Liver Cancer

Liver cancer risk factors and prevention

Risk factors

A risk factor is anything that increases your chance of getting a disease. Different cancers have different risk factors. There are risk factors related to lifestyle (i.e. ones you can do something about) and risk factors that you cannot control.

Risk factors

Major risk factors for HCC include:

  • Chronic alcohol consumption
  • Chronic Hepatitis B: A liver infection caused by the hepatitis B virus (HBV). It is most commonly transmitted from mother to child during birth and delivery, as well as through contact with blood or other body fluids, including sex with an infected partner, injection-drug use that involves sharing needles, syringes, or drug-preparation equipment and needle sticks or exposures to sharp instruments.
  • Chronic Hepatitis C: A liver disease caused by the hepatitis C virus (HCV). HCV is a bloodborne virus and the most common modes of infection are through exposure to small quantities of blood, whether through injection drug use, unsafe injection practices, unsafe health care, transfusion of unscreened blood and blood products, and sexual practices that lead to exposure to blood.
  • Non-alcoholic fatty liver disease: This is the term for a range of conditions caused by a build-up of fat in the liver. It is usually seen in people who are overweight or obese.

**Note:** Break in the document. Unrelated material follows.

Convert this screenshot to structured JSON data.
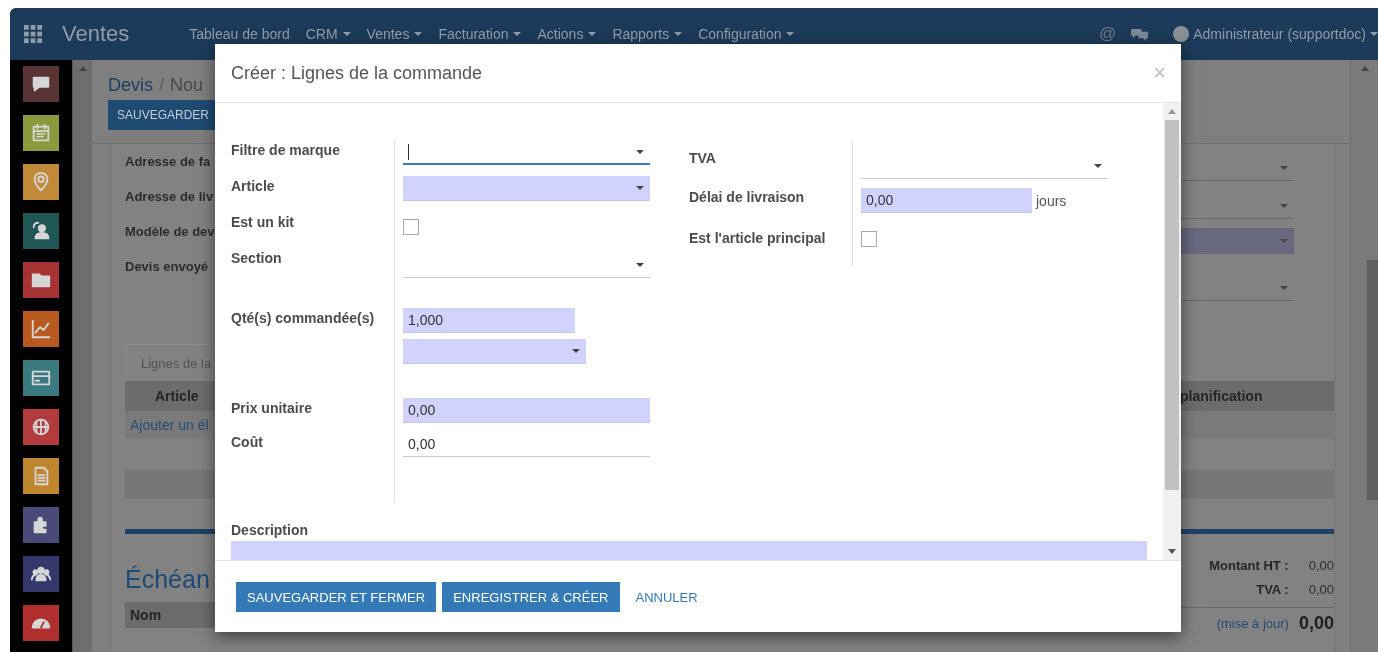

Most people who are diagnosed with HCC have an underlying liver disease, caused by one of the above risk factors. In 80–90% cases, people diagnosed with HCC have cirrhosis of the liver, which is when liver cells become damaged and are replaced by scar tissue.

Other risk factors include:

  • Age: Older age is a key risk factor for cancer. This is largely due to cell DNA damage accumulating over time. In the United States and Europe, the median age at diagnosis of liver cancer is 65 years.
  • Smoking: HCC risk is 66% higher in current smokers than in non-smokers.
  • Overweight and obesity: Compared to having a normal BMI (body mass index), being overweight is associated with a 21% increased risk of liver cancer.
  • Family history/genetic factors: HCC risk is 155% higher in people with a family history of liver cancer.